Un exemple : l’association Pourvoir féministe, qui invite « à penser la lutte contre le validisme, le racisme, les LGTBphobies, la grossophobie de façon transversale, en tout lieu et en tout temps » (autant dire que dans le genre intersectionnel, elle se pose un peu là) s’est démenée auprès de l’ambassade de France à Kaboul, relate Causette2, pour faire évacuer 82 « femmes particulièrement en danger avec le retour des talibans ». « Il s’agit de militantes des droits des femmes, filles et minorités de genre, actrices associatives, universitaires ou directrices d’école qui sont désormais les premières cibles de la vengeance des talibans en raison des combats qu’elles mènent », a expliqué au magazine la fondatrice de l’association, Anaïs Leleux.
Pendant que les réacs pérorent, une pétition déposée sur Change.org3 réunit des féminismes de toutes obédiences. Elle commence par ces mots : « Nous, féministes et femmes de tous les genres, de toutes les divergences, de toutes les écoles, de toutes les sphères sociales et politiques, nous décidons aujourd’hui d’enterrer la hache de guerre et la géopolitique et de faire front dans un seul objectif : la vie et la liberté pour les Afghanes, l’ouverture de nos frontières et l’accueil inconditionnel de nos sœurs et de leurs familles. »

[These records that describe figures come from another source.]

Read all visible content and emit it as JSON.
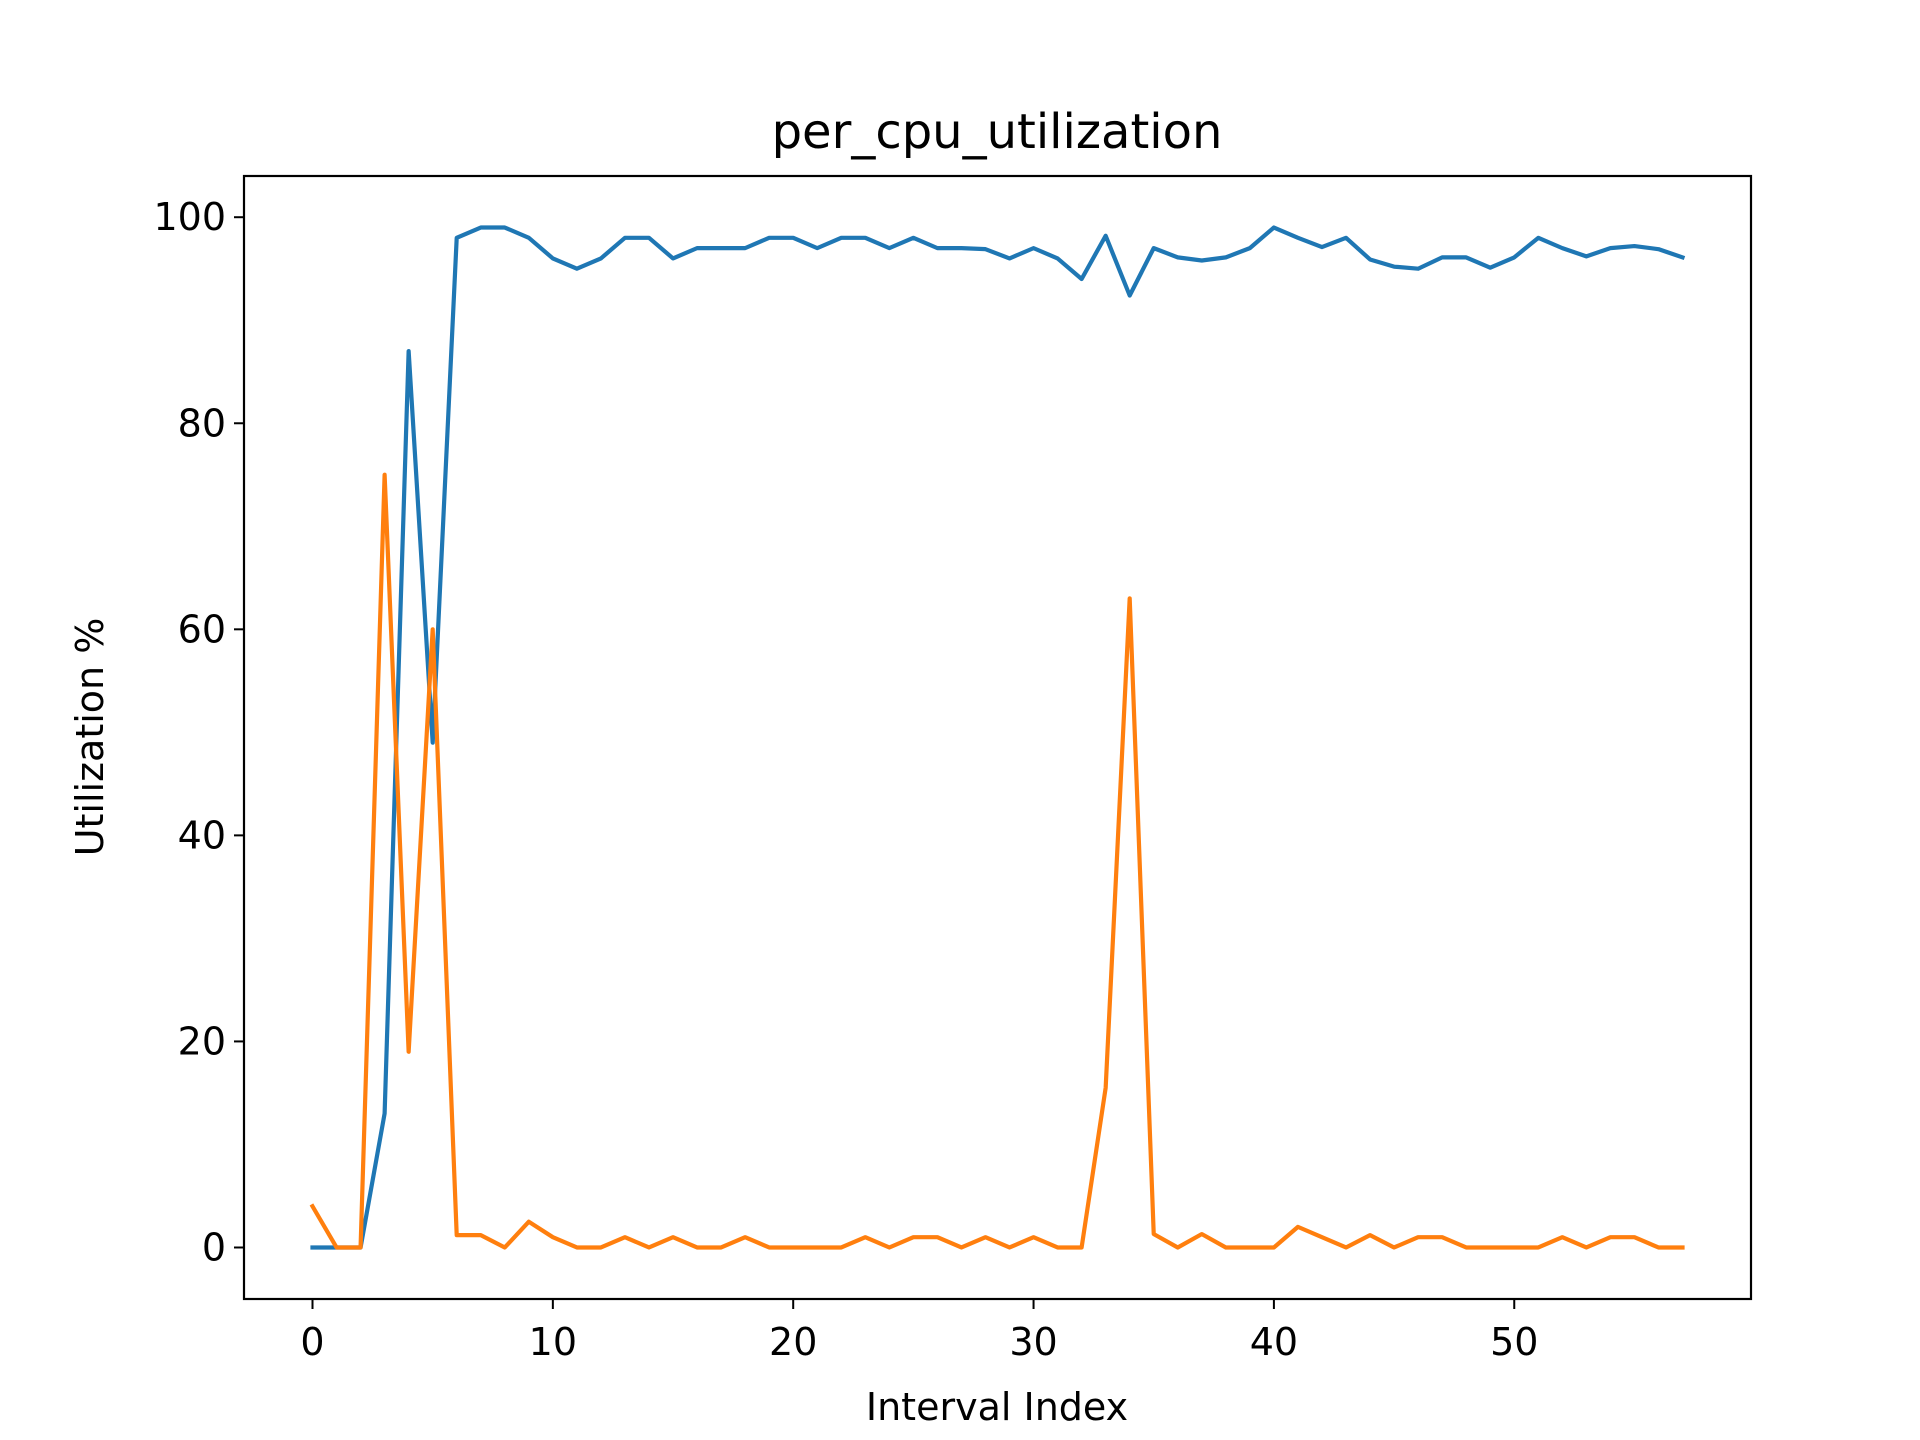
{
  "chart_data": {
    "type": "line",
    "title": "per_cpu_utilization",
    "xlabel": "Interval Index",
    "ylabel": "Utilization %",
    "xlim": [
      -2.85,
      59.85
    ],
    "ylim": [
      -5,
      104
    ],
    "xticks": [
      0,
      10,
      20,
      30,
      40,
      50
    ],
    "yticks": [
      0,
      20,
      40,
      60,
      80,
      100
    ],
    "grid": false,
    "legend": "none",
    "x": [
      0,
      1,
      2,
      3,
      4,
      5,
      6,
      7,
      8,
      9,
      10,
      11,
      12,
      13,
      14,
      15,
      16,
      17,
      18,
      19,
      20,
      21,
      22,
      23,
      24,
      25,
      26,
      27,
      28,
      29,
      30,
      31,
      32,
      33,
      34,
      35,
      36,
      37,
      38,
      39,
      40,
      41,
      42,
      43,
      44,
      45,
      46,
      47,
      48,
      49,
      50,
      51,
      52,
      53,
      54,
      55,
      56,
      57
    ],
    "series": [
      {
        "color": "#1f77b4",
        "values": [
          0,
          0,
          0,
          13,
          87,
          49,
          98,
          99,
          99,
          98,
          96,
          95,
          96,
          98,
          98,
          96,
          97,
          97,
          97,
          98,
          98,
          97,
          98,
          98,
          97,
          98,
          97,
          97,
          96.9,
          96,
          97,
          96,
          94,
          98.2,
          92.4,
          97,
          96.1,
          95.8,
          96.1,
          97,
          99,
          98,
          97.1,
          98,
          95.9,
          95.2,
          95,
          96.1,
          96.1,
          95.1,
          96.1,
          98,
          97,
          96.2,
          97,
          97.2,
          96.9,
          96.1
        ]
      },
      {
        "color": "#ff7f0e",
        "values": [
          4,
          0,
          0,
          75,
          19,
          60,
          1.2,
          1.2,
          0,
          2.5,
          1,
          0,
          0,
          1,
          0,
          1,
          0,
          0,
          1,
          0,
          0,
          0,
          0,
          1,
          0,
          1,
          1,
          0,
          1,
          0,
          1,
          0,
          0,
          15.5,
          63,
          1.3,
          0,
          1.3,
          0,
          0,
          0,
          2,
          1,
          0,
          1.2,
          0,
          1,
          1,
          0,
          0,
          0,
          0,
          1,
          0,
          1,
          1,
          0,
          0
        ]
      }
    ]
  }
}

L’accueil des réfugiés : c’est bien là désormais le nœud du combat. Avec un président de la République donnant dans le « en même temps » le plus foireux à ce sujet (« protéger celles et ceux qui sont les plus menacés » tout en se protégeant « contre des flux migratoires irréguliers importants ») et une campagne électorale naviguant d’ores et déjà en eaux brunes, la lutte est loin d’être gagnée. À Calais, en cette fin d’été, la police continue de harceler les exilés – les Afghans comme les autres.
1 « How France’s Conservatives Are Using the Plight of Afghan Women to Attack Feminists » (26/08/2021).
2 « Comment les féministes françaises se mobilisent pour les femmes afghanes » (25/08/2021).
Cet article a été publié dans
CQFD n°201 (septembre 2021)
Dans ce numéro, un dossier « Des fringues et des luttes ». Mais aussi : une analyse critique de l’instauration du passe sanitaire, le récit du meurtre d’un jeune Marseillais par la police, une interview féroce sur la politique municipale d’Éric Piolle à Grenoble...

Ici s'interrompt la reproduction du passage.